Maalesef ki internet ”Türbanlı Porno” adlı bir başlık var. İşte zorlamalar böyle başlıklara sebep oluyor.
Tabi erkekleri de unutmayalım. Namus sanki sadece kadınlara farzmış gibi yaşıyoruz. Ayeti kerime de örtünmeyi ilk önce erkeklere farz kılan Allah, namusu kadınlara ait ya da daha sadık olması gerekiyormuş gibisinden bir duruma izin verir mi?
Ne hikmet ise halkı Müslüman olan toplumlarda kadınlara ve hatta çocuklara istismar ve taciz yüksek oranlarda.

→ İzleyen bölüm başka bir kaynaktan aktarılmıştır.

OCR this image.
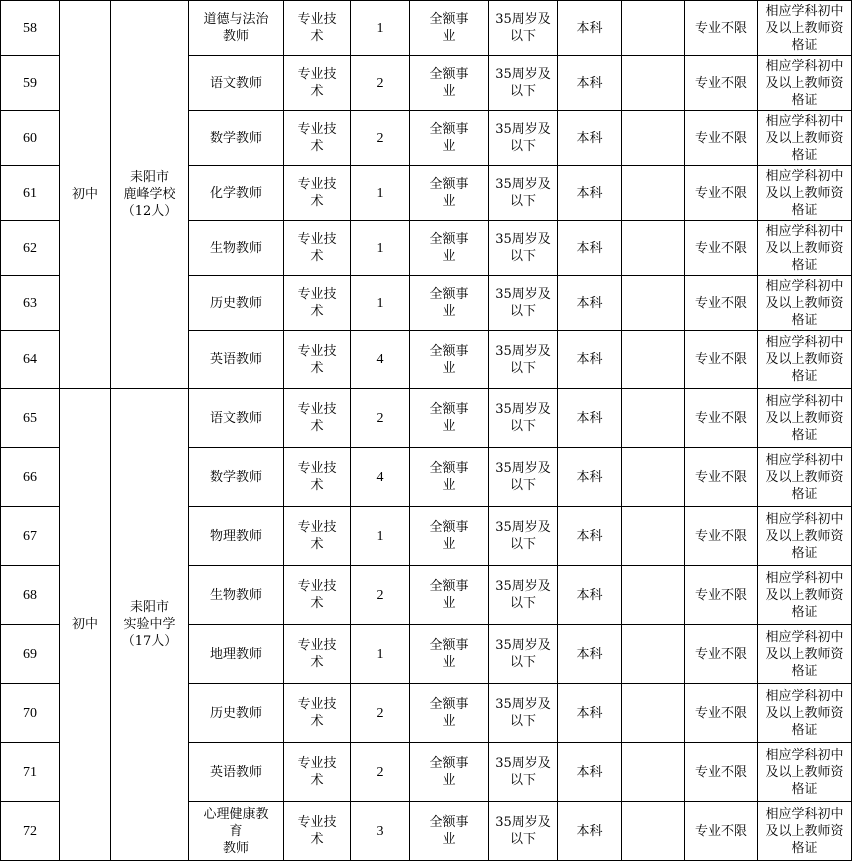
58	初中	耒阳市
鹿峰学校
（12人）	道德与法治
教师	专业技
术	1	全额事
业	35周岁及
以下	本科		专业不限	相应学科初中
及以上教师资
格证
59			语文教师	专业技
术	2	全额事
业	35周岁及
以下	本科		专业不限	相应学科初中
及以上教师资
格证
60			数学教师	专业技
术	2	全额事
业	35周岁及
以下	本科		专业不限	相应学科初中
及以上教师资
格证
61			化学教师	专业技
术	1	全额事
业	35周岁及
以下	本科		专业不限	相应学科初中
及以上教师资
格证
62			生物教师	专业技
术	1	全额事
业	35周岁及
以下	本科		专业不限	相应学科初中
及以上教师资
格证
63			历史教师	专业技
术	1	全额事
业	35周岁及
以下	本科		专业不限	相应学科初中
及以上教师资
格证
64			英语教师	专业技
术	4	全额事
业	35周岁及
以下	本科		专业不限	相应学科初中
及以上教师资
格证
65	初中	耒阳市
实验中学
（17人）	语文教师	专业技
术	2	全额事
业	35周岁及
以下	本科		专业不限	相应学科初中
及以上教师资
格证
66			数学教师	专业技
术	4	全额事
业	35周岁及
以下	本科		专业不限	相应学科初中
及以上教师资
格证
67			物理教师	专业技
术	1	全额事
业	35周岁及
以下	本科		专业不限	相应学科初中
及以上教师资
格证
68			生物教师	专业技
术	2	全额事
业	35周岁及
以下	本科		专业不限	相应学科初中
及以上教师资
格证
69			地理教师	专业技
术	1	全额事
业	35周岁及
以下	本科		专业不限	相应学科初中
及以上教师资
格证
70			历史教师	专业技
术	2	全额事
业	35周岁及
以下	本科		专业不限	相应学科初中
及以上教师资
格证
71			英语教师	专业技
术	2	全额事
业	35周岁及
以下	本科		专业不限	相应学科初中
及以上教师资
格证
72			心理健康教
育
教师	专业技
术	3	全额事
业	35周岁及
以下	本科		专业不限	相应学科初中
及以上教师资
格证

Örneğin; Konya gibi muhafazakar bir şehirde askerliğim boyunca birçok namus-suzluk olayına şahit oldum.
Bunun nedeni tabii eğitim eksikliği. Eğitim eksikliği sanki erkeklere her konuda sınırsız özgürlük veriyormuş gibi hissettiriyor. Çünkü erkek güçlüdür korur, akıllıdır ve en önemlisi para kazanır. Özellikle yaşı ilerlemiş olan kadınlar böyle düşünüyor. Ancak genç kızlarda da bu oran maalesef az değil.
Yaşlı kadınlarımızın böyle düşünmesinin bir nedeni çaresizlik. Maalesef ki ekonomik özgürlüğü olmayan kadınların kocaları, karılarını aldattıktan sonra eğer yakalanırlarsa, kadınlar çocuklarıyla ortada kalmak korkusuyla aldatılma olayını kabul ediyorlar. Sonra alkol, kumar ve uyuşturucuya hiçbir şey diyemiyorlar. “Kocam akşam evine gelsin, yatsın yanımda, evin parasını versin yeter. Erkek adamdır elinin kiri. Bu dönemde kadınlar kötü erkekler napsın” mantığına bürünüyorlar.
Oysa ki bu erkekler kadınlarının namusuna canlarından daha çok önem vermesini isterler. Namus onlar için dinden bir tık sonra gelen bir tabudur.
Ve din bu algı yönlendirmesi, eğitim eksikliği ve yorumlama eksikliğinden dolayı zahiri anlamda yorumlamanın eksikliği ve imkansızlığı onları batili bir din anlayışına sevk ediyor.
Genç kızlarımızın başörtüsü konusunda bu kadar hata ve gaflet içinde olması erkeklerin ve orta yaş üzerinde kadınların bağnazlığı yüzündendir. Erkeği dışarı çıkabilen, kadını eve hapseden, kadına sadece evinde karanlık bir odaya hapseden bir düşünce yapısı hem İslam’a hem Müslümanlara en çok zarar ı veriyor.
Bu şekilde gayrimüslim devletlerin istediği dini yaşıyoruz. Zahiri anlamda yorumlanamayan bir İslam’ı yaşıyor. Sadece şekilci, gösterişe dayanan bir ümmet. Yatsı namazından sonra içmeye götüren zihniyet oluşturuyor.